# Identity spoofing mature

The hash of an identity (user or service) is the SHA-256 hash of its public key. For the reasons stated below, this ensures that identity hashes are unique, and cannot be spoofed.

## Probability of choosing the same identity hash

In asymmetric cryptography, a user generates a key pair consisting of a private key (to be kept secret) and a public key (to be published). Data encrypted using the public key can be decrypted using the private key, and signatures created using the private key can be verified with the help of the public key.

For such a cryptographic scheme to be secure, a huge number of key pairs must exist. Otherwise, an attacker could break the scheme by enumerating all key pairs (brute force attack). Hence, users will most likely generate different key pairs.

If all key pairs have different public keys, users will most likely have different identity hashes.

One could imagine a strong cryptographic scheme in which some key pairs have different private keys, but share the same public key. Inevitably, any of the private keys could decrypt the message encrypted using the public key. Such a scheme is strong only if a huge number of public keys exist, so that users are likely to have different public keys. This, in turn, ensures that account identifiers are most likely different.
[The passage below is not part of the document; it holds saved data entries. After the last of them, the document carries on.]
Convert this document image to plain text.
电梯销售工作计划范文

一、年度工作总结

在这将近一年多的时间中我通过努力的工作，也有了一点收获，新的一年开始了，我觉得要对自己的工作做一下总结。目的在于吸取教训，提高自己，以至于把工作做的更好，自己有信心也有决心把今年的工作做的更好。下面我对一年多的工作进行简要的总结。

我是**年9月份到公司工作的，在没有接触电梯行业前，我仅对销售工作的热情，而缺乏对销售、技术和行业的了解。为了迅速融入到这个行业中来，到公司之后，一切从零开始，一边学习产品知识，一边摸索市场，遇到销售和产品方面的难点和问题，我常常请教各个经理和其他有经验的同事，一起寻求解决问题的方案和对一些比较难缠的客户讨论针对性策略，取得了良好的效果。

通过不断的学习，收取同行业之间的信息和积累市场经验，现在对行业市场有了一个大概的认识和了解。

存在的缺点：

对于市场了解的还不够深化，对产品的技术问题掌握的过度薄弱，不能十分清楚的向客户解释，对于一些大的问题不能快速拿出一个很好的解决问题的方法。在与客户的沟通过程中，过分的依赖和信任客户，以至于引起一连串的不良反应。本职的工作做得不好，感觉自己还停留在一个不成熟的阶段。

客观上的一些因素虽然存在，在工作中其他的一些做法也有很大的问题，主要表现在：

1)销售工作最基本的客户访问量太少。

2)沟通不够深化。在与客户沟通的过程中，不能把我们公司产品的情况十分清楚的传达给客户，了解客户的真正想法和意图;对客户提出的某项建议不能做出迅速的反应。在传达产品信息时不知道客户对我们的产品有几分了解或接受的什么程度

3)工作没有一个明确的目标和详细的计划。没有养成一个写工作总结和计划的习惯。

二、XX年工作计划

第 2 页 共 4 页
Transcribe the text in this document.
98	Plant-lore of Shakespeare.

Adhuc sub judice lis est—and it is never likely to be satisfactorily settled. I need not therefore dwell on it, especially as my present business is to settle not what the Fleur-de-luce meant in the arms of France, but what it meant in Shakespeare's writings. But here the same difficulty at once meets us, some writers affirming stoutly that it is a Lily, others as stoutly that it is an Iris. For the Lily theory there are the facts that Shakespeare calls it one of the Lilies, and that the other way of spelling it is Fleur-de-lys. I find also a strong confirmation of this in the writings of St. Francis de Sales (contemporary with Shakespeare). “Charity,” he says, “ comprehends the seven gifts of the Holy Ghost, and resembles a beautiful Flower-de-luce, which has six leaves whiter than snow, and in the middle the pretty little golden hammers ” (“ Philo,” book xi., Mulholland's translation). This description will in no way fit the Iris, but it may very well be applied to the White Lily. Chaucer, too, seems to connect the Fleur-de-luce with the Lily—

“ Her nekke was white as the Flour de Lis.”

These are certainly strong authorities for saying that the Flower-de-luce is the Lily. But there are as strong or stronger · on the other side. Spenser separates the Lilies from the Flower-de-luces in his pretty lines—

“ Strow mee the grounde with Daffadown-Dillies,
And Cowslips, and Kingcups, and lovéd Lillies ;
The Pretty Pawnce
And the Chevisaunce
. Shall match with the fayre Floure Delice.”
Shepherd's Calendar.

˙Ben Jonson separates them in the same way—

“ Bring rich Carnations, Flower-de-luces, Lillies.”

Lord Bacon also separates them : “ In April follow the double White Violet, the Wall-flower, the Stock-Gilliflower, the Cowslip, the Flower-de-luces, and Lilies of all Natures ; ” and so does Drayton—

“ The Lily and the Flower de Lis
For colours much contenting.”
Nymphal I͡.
## Maliciously spoofing an account

To spoof an identity, an attacker would have to come up with a valid key pair of which the SHA-256 hash of the public key yields the identity hash to be spoofed. To do this, he must either break the SHA-256 hash function to find a colliding public key, or break the asymmetric cryptography scheme by finding the private key corresponding to the public key of the account. Both are believed to be hard.